The Unlikely Pioneer Who Paved The Way For UK Sex Dolls
It is only in recent years, with the rise of the internet, communities that highlight the reality of what it means to own sex dolls and higher quality designs that their history has become somewhat less fragmented.
There are various individual stories, from the mythical highly advanced Parisian dolls referenced in The Sexual Life of Our Times in 1908 to the artist Oskar Kokoschka and a doll designed to look like a woman he was deeply in love with.
There is also Bild Lilli, a doll marketed as a miniature girlfriend that would later become popular with children and inspire the phenomenally successful Barbie line.

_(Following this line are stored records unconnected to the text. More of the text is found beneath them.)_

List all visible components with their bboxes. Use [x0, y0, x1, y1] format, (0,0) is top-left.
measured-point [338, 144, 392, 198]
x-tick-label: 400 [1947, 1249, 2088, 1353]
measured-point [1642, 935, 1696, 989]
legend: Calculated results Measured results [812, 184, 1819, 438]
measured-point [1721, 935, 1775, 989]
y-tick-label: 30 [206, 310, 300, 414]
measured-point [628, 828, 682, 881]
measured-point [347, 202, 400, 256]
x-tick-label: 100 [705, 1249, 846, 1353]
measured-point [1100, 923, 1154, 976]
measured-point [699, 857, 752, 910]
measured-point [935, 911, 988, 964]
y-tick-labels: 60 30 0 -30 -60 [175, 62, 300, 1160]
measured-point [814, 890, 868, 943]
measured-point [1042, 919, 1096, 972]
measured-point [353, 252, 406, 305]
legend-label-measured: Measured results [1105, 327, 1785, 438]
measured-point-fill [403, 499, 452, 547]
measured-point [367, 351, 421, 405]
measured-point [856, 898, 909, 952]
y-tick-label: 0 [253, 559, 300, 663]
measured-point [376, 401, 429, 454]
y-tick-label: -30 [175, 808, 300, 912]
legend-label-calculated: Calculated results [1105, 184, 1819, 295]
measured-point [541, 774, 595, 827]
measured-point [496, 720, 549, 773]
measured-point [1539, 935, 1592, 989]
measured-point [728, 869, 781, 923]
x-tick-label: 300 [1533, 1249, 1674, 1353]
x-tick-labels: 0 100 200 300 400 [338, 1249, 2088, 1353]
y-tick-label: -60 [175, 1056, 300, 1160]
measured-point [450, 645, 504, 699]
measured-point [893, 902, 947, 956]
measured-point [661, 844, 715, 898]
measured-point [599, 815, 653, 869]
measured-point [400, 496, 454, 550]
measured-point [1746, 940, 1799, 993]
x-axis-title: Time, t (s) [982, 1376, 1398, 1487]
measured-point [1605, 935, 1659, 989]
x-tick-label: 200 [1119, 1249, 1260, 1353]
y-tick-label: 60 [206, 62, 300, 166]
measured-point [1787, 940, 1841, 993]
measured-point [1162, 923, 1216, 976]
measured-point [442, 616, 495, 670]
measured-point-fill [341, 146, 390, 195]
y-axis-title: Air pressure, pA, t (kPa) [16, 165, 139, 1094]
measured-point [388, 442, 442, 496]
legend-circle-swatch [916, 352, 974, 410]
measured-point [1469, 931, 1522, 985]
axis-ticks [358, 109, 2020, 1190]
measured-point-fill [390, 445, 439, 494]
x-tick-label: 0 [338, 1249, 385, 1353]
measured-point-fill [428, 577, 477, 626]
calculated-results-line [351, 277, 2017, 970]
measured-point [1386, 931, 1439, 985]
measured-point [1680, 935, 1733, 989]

However, one of the catalysts for the wider acceptance of love dolls in the UK came about largely by accident thanks to the antics of one of Britain’s more unusual businessmen.
David Sullivan, currently the owner of West Ham United and previous owner of the Daily Sport and Sunday Sport, made his fortunes in his 20s through sex shops, adult mail-order catalogues and magazines, which naturally would include toys and dolls as well.
However, in 1982, he would end up falling foul of England’s antiquated and unfair obscenity laws that existed at the time.
Fresh out of prison after successfully appealing against a conviction for living off the “immoral earnings” of sex workers, he found that in October 1982, two shipments of inflatable dolls had been impounded by customs authorities, despite being legal to make and buy in the UK.
Conegate, the company owned by Mr Sullivan, took the case as far as the European Court of Justice in a five-year legal battle, finally winning in 1987.
This changed the law surrounding the import of love dolls and in doing so helped reduce a stigma that had existed for decades.
Mr Sullivan, somewhat infamously, described himself as a “freedom fighter” looking back on this case and his previous career.